She’s never been able to trust but this time she tried.
Read on for our elder’s take on why it’s important to trust your instincts. You know you best.
I was a young mother, and raised 4 children alone. I was molested as a child, and because of not being able to trust, I chose to dedicate my life to my children (my youngest is 24), work, and Church. I tried to have a relationship, but found deceit and manipulation was common in many. I stayed celibate for many years. I met someone and we seemed to have so much in common, it scared us both. After dating for 6 years (still celibate), he popped the question, I said yes.
The next move may not have been the smartest, but we moved in together while making wedding plans.

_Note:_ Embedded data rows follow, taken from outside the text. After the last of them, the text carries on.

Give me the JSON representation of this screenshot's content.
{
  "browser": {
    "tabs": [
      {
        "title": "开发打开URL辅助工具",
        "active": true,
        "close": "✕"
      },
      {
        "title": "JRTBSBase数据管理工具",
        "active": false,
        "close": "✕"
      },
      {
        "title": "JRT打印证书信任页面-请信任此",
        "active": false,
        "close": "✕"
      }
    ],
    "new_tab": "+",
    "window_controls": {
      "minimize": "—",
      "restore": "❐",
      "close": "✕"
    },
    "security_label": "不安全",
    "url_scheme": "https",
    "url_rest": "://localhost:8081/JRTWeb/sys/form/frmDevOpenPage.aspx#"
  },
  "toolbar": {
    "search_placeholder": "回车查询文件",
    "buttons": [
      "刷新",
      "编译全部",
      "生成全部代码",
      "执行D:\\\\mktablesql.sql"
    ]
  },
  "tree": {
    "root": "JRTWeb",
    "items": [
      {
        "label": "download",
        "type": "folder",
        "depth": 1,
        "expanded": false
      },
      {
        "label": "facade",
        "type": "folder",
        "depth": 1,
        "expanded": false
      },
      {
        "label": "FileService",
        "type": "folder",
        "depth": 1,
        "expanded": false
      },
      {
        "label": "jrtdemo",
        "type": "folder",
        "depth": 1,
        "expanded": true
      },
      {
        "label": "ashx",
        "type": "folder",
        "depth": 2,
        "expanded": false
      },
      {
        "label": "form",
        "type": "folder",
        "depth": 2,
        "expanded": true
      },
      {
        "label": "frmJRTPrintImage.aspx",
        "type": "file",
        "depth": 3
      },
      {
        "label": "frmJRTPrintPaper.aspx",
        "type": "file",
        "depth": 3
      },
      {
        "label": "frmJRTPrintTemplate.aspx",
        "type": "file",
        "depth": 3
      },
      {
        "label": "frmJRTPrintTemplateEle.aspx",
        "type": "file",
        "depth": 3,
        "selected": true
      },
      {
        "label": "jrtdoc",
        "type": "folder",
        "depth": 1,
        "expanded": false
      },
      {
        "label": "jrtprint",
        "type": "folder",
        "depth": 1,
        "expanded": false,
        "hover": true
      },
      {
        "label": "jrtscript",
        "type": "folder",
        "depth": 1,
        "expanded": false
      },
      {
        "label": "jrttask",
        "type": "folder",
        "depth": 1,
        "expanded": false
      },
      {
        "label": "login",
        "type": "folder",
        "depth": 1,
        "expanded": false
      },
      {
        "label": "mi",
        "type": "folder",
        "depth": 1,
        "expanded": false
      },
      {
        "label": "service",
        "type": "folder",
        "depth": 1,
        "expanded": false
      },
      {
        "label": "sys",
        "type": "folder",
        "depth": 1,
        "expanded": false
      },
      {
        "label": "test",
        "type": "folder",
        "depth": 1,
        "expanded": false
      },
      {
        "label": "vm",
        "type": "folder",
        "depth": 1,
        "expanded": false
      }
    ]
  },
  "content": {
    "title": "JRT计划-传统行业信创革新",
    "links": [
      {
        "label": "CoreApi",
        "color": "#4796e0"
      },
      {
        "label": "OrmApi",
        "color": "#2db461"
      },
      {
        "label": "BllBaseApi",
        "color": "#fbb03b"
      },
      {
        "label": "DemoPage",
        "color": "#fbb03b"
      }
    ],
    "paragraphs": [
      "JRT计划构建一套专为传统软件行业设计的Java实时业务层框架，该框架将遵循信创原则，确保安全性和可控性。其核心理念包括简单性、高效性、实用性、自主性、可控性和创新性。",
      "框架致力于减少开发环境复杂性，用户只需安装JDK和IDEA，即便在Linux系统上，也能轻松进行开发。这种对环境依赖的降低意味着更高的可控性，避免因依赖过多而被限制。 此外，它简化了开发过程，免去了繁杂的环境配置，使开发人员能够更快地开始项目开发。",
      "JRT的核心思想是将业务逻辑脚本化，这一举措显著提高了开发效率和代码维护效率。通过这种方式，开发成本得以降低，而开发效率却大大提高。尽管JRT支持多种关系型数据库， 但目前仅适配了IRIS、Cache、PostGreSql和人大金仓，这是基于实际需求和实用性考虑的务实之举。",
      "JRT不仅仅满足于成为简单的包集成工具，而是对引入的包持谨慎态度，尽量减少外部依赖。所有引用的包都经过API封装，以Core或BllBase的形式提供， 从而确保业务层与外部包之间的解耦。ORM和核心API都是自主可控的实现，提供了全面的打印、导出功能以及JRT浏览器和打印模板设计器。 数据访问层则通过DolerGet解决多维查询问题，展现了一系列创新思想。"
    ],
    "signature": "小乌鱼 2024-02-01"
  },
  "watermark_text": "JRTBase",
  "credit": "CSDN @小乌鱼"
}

After the first year of living together several different women came out of nowhere, I didn’t find out until this year after starting to work from home. I don’t know if I was so happy/excited to have found someone that shared my views, interest, and goals, that I missed the red flags. He’s a handy man and his excuse is that it’s business, but I’ve seen a few texts, and emails and it’s very, personal conversations, nothing to do with business.
After getting very disrespectful text and being called names, from someone I have never met, or even heard of, I found out this month, that they have had a weekly meet up since last year. He says she is just a friend, but he gets very aggressive if she is even mentioned; this comes after being told he doesn’t communicate with her anymore after I started asking questions about her last year.

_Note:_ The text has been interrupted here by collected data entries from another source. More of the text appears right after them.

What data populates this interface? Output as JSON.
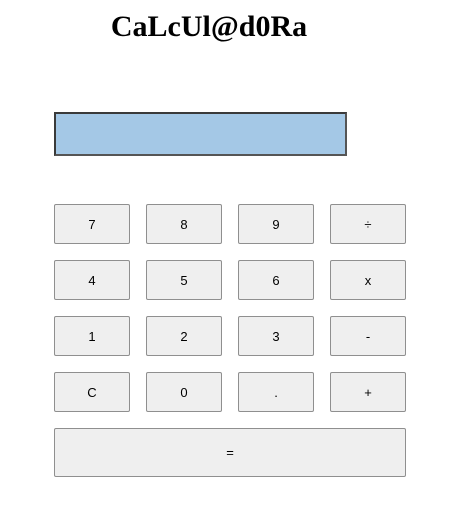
{
  "title": "CaLcUl@d0Ra",
  "display": {
    "value": ""
  },
  "keys": {
    "seven": "7",
    "eight": "8",
    "nine": "9",
    "divide": "÷",
    "four": "4",
    "five": "5",
    "six": "6",
    "multiply": "x",
    "one": "1",
    "two": "2",
    "three": "3",
    "minus": "-",
    "clear": "C",
    "zero": "0",
    "decimal": ".",
    "plus": "+",
    "equals": "="
  },
  "colors": {
    "display_background": "#a4c8e6",
    "key_background": "#efefef",
    "key_border": "#8f8f8f"
  }
}
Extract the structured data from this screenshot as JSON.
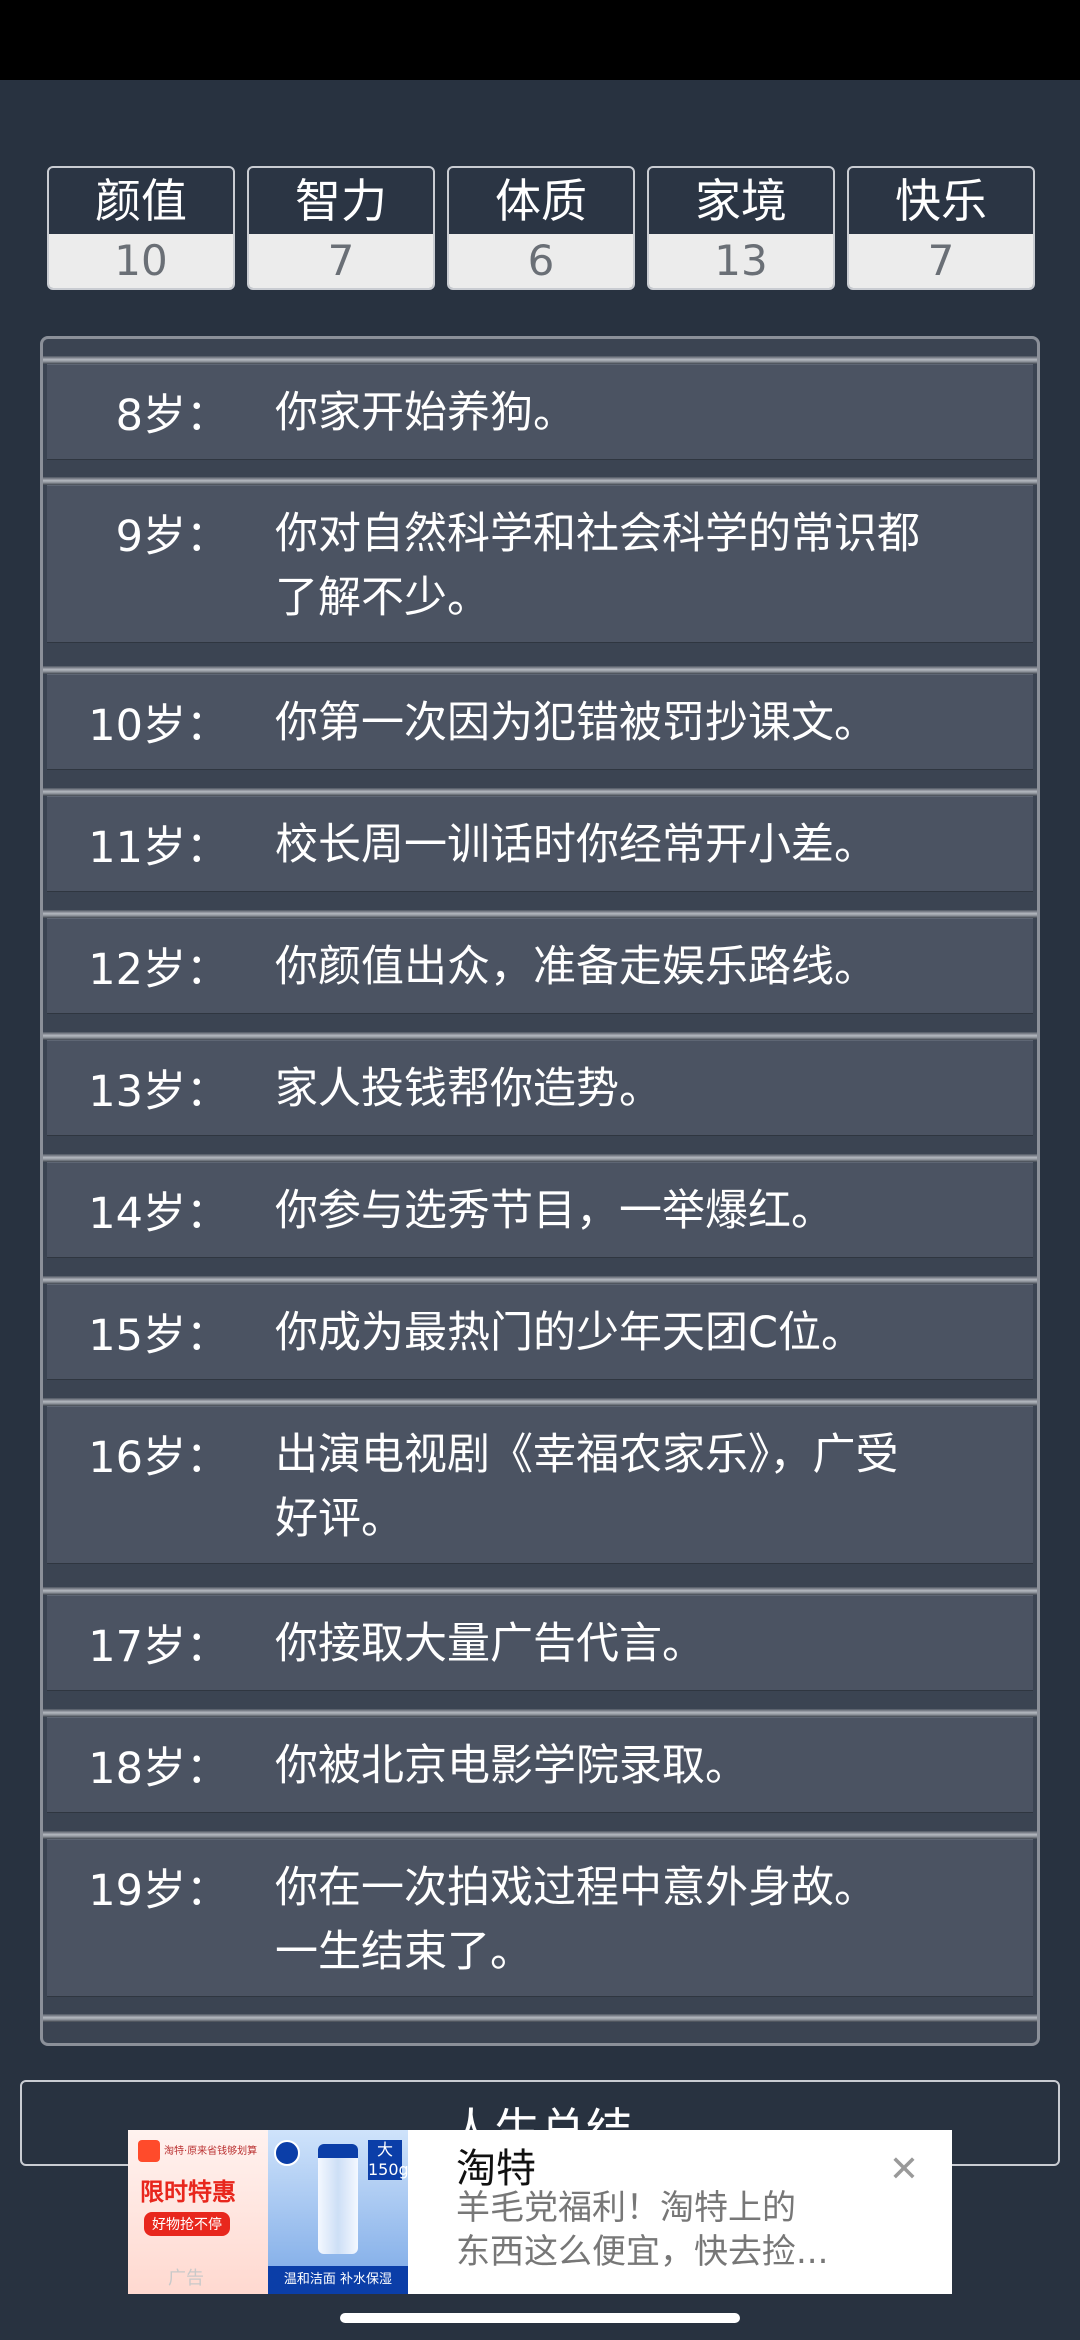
{
  "stats": [
    {
      "label": "颜值",
      "value": "10"
    },
    {
      "label": "智力",
      "value": "7"
    },
    {
      "label": "体质",
      "value": "6"
    },
    {
      "label": "家境",
      "value": "13"
    },
    {
      "label": "快乐",
      "value": "7"
    }
  ],
  "timeline": [
    {
      "age": "8岁：",
      "text": "你家开始养狗。"
    },
    {
      "age": "9岁：",
      "text": "你对自然科学和社会科学的常识都\n了解不少。"
    },
    {
      "age": "10岁：",
      "text": "你第一次因为犯错被罚抄课文。"
    },
    {
      "age": "11岁：",
      "text": "校长周一训话时你经常开小差。"
    },
    {
      "age": "12岁：",
      "text": "你颜值出众，准备走娱乐路线。"
    },
    {
      "age": "13岁：",
      "text": "家人投钱帮你造势。"
    },
    {
      "age": "14岁：",
      "text": "你参与选秀节目，一举爆红。"
    },
    {
      "age": "15岁：",
      "text": "你成为最热门的少年天团C位。"
    },
    {
      "age": "16岁：",
      "text": "出演电视剧《幸福农家乐》，广受\n好评。"
    },
    {
      "age": "17岁：",
      "text": "你接取大量广告代言。"
    },
    {
      "age": "18岁：",
      "text": "你被北京电影学院录取。"
    },
    {
      "age": "19岁：",
      "text": "你在一次拍戏过程中意外身故。\n一生结束了。"
    }
  ],
  "summary_button": "人生总结",
  "ad": {
    "title": "淘特",
    "description": "羊毛党福利！淘特上的\n东西这么便宜，快去捡...",
    "image1_small": "淘特·原来省钱够划算",
    "image1_big": "限时特惠",
    "image1_tag": "好物抢不停",
    "ad_mark": "广告",
    "image2_size": "大\n150g",
    "image2_caption": "温和洁面 补水保湿"
  }
}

He says they are just friends, it’s never been sexual, but I cant believe that since she has never been the topic of our conversation. He says I am insecure, nosey, and destroyed by past relationships, but my gut is telling me it’s more than meets the eye.
I always try to be an optimist and look for the positive, however; in this case, I feel your instincts are correct. I don’t believe what he’s telling you, and do think he sees ladies on the side who are not “just friends.” You have been harassed by one of his “friends.” And he’s essentially blaming you for being upset. And, how is being a handy man an excuse for becoming involved with a client? Is he helpless and can’t control himself?
You deserve better. You deserve someone who will respect you and treat you with dignity. This guy is not doing that. He gets aggressive and tries to put the blame on you for being suspicious, when the truth appears obvious.
I know this isn’t what you wanted to hear, and I’m sorry you find yourself in a relationship that isn’t working out as you’d hoped. You have a choice to make.
Often women will remain in a partnership even though the other person is behaving badly, even abusively, because they are afraid of remaining single. If that’s the case with you (no judgments), with that comes the self-honesty of knowing the bad behavior will continue and it must be accepted.
Or, you can move on and decide you are still looking for a man who will treat you with love, understanding, and consideration. It’s not easy, but call me an optimist. I think it’s possible. Good luck!